The fact that both women are married is an important consideration in this analysis. Marriage inscribes patriarchy into the narrative, because it forces the identity of wife and husband onto the characters. Immediately, stereotypes of each label are being invoked: the wife is submissive, caring and sacrificial while the husband is aggressive, clinical and egocentric. In both stories, the women are silenced and powerless in their marriage. Gilman’s protagonist does not have a name, and is mollycoddled like an infant while it is clear that Mrs. Sommers’ life revolves around taking care of her children’s needs, with little regard for her own. By not giving her protagonist a name and emphasizing that her husband and brother were both physicians “of high standing” (115), Gilman locates the story within a patriarchal structure. As Karen Ford notes, “John is identified in relation to the patriarchy first and in relation to his wife only afterwards” (310), and the physician is the “quintessential man” (310), therefore “the epitome of male discourse” (310). For Mrs. Sommers, her desires are usually repressed, and the story describes what happens when she succumbs to her desire. Mrs. Sommers is the embodiment of the perfect wife, with her children as her source of pride and excitement. Her life also exemplifies the life of all women who become housewives and devote their lives to their family because that is expected of them. Both stories are not that different in the sense that they depict marriage in chronological order: Gilman’s protagonist, should she “recover”, would end up living the life of Mrs. Sommers. Through marriage, both stories reveal the oppressive force of patriarchy that reduces them to what Paula Treichler terms, “domestic slavery” (64).
In both stories, the protagonists devise their own ways of escaping patriarchy. For Gilman, we are immediately introduced to the protagonist’s private thoughts and become complicit with her writing in her “dead paper” (115) that she calls her journal. We are offered insight of her struggles to construct an identity that is not imposed by society. Elaine Showalter recognizes that writing is a powerful tool of expression for the feminists, even if they continue to do so within a patriarchal culture (Belsey and Moore 6), and this is exactly what Gilman tries to show in her short story. The language of patriarchy as epitomized by the language of medicine has, as Treichler observes, “considerable power over what […] reality is now to be” (65). Once John has pronounced that she is suffering from “temporary nervous depression” (115), she is confined to imprisonment in the room with the yellow wallpaper. Through her writing, we are confronted with wallpaper that is hideous with “sparkling flamboyant patterns committing every artistic sin” (117). Through her journal, the wallpaper comes to life, and takes on human features – “broken neck and two bulbous eyes” (119). It slowly becomes clear to her that the pattern is “like a woman stooping down and creeping about” (122). At this point, it is crucial to note that as John’s voice becomes more absent when he leaves the protagonist alone, the woman behind the wallpaper takes on a more prominent form, and Treichler notes that at this junction “the figure grows clearer to her, to the point where she can join her from behind the paper and literally act within it” (67). The figure’s visibility is a measure of her empowerment through her writing. As the figure becomes clearer, she becomes quieter and her husband sees this reticence as an indication of her improved wellbeing. This suggests a fallacy of the privileged male, medical observation and potentially undermines it as the patriarchal voice is revealed as disempowering for females.
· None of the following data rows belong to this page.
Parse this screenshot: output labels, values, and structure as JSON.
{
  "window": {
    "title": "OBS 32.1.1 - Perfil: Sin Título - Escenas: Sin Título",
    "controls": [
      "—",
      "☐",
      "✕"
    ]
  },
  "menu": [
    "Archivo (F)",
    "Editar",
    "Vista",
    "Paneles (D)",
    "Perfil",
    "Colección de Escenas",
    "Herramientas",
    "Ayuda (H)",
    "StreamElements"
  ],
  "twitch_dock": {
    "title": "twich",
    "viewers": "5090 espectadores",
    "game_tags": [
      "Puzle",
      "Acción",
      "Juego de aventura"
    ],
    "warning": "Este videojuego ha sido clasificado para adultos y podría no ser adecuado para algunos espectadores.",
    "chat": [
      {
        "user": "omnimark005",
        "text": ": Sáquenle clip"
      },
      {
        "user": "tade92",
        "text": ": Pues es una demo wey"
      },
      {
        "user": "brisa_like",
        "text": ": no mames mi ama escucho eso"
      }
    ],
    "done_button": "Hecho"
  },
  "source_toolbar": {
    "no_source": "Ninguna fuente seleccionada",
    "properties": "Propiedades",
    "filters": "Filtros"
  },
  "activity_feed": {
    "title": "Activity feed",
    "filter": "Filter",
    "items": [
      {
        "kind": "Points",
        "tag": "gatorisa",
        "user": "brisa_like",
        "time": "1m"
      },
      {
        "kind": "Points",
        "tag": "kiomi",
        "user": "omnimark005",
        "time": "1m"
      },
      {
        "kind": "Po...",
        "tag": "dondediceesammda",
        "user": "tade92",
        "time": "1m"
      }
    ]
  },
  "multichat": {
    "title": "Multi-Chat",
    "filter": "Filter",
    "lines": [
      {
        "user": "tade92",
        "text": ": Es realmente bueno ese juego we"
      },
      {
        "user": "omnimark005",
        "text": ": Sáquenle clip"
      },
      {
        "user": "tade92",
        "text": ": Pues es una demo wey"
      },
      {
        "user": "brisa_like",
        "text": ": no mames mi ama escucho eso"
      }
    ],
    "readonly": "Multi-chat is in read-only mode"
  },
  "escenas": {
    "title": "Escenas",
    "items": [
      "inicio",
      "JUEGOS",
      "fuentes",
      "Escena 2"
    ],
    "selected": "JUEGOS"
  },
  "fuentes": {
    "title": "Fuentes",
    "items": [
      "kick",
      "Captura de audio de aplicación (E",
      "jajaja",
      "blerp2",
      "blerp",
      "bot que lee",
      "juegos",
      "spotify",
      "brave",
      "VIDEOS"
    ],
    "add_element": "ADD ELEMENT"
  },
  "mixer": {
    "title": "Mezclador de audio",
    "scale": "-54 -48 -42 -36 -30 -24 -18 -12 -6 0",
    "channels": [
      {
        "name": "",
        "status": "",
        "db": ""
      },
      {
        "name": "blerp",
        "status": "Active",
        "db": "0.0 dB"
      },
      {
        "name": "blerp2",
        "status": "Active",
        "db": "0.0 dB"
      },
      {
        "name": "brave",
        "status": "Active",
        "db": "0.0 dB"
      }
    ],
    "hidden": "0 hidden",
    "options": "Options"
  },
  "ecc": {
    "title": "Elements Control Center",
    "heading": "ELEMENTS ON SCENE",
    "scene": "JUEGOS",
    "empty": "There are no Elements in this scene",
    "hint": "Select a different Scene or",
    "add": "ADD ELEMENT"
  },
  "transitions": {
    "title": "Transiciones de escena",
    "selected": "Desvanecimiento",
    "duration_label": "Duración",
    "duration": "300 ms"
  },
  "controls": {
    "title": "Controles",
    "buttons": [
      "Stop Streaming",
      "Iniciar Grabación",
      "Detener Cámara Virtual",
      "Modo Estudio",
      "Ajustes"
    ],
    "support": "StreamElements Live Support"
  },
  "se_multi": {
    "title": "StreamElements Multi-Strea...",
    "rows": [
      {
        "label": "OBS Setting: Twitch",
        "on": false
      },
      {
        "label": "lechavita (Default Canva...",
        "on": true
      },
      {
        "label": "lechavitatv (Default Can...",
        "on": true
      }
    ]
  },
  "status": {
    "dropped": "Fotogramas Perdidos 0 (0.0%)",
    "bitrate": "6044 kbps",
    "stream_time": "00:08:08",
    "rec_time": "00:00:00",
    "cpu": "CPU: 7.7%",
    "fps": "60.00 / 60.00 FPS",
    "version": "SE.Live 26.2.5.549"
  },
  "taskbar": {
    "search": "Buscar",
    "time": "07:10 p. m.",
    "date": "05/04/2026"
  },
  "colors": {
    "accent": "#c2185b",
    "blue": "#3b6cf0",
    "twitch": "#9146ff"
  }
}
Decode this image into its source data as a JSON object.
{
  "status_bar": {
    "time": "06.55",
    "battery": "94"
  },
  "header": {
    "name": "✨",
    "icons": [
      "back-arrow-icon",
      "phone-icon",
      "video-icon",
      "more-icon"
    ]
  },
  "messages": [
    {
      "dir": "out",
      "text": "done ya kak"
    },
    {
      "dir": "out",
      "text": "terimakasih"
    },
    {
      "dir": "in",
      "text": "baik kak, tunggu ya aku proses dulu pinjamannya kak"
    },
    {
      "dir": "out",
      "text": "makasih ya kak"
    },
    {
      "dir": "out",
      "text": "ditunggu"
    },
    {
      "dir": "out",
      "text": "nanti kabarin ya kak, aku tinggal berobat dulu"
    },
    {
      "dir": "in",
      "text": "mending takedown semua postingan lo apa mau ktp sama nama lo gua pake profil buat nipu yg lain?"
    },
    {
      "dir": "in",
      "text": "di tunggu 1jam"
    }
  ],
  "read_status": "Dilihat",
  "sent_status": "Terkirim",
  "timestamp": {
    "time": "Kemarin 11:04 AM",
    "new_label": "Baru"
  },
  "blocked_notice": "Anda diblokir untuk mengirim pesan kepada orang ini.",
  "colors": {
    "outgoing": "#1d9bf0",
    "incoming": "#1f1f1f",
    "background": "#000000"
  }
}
Despite the revelational potential that writing has, Carol Neely warns that “when women’s language is reduced to the level of style alone, attempts to isolate or prescribe stylistic features which are or should be peculiar to women’s discourse fail […]” (315). For Gilman’s protagonist, her writing is atypical of patriarchy. While John advocates “self-control” (116), she states that “it makes me very tired” (116). While John condemns “imaginative power” and “fancy” (118), she deciphers “great many women” (126) climbing through the wallpaper pattern. Identifying a specific women’s language has the danger of taking the women out of typical patriarchal discourse and placing them in the category of “Other”, thus reinforcing the binary opposition that is set up by patriarchy in the first place. Females are sentenced to a perpetual "otherness" (319) as males continue to be logical and level-headed, while females continue to be the opposite: illogical.
For Mrs. Sommers, she experiences momentary respite as she indulges in consumerism. Whilst Chopin seems to exalt her as "one who knew the value of bargains" (153), she also mockingly implies that she is wasting her time by "stand[ing] for hours making her way inch by inch toward the desired object that was selling below cost" (153). When the story sees Mrs. Sommers pampering herself on "soft, sheeny, luxurious things" (153), and then further treating herself to a proper meal and a comedy before culminating with her in a cable car making her way home and experiencing a "powerful longing" (156) that the ride would "go on and on with her forever" (156), we immediately interpret Chopin's consumerist approach as temporary reprieve. However, I opine that she is suggesting that financial independence is the key to freedom.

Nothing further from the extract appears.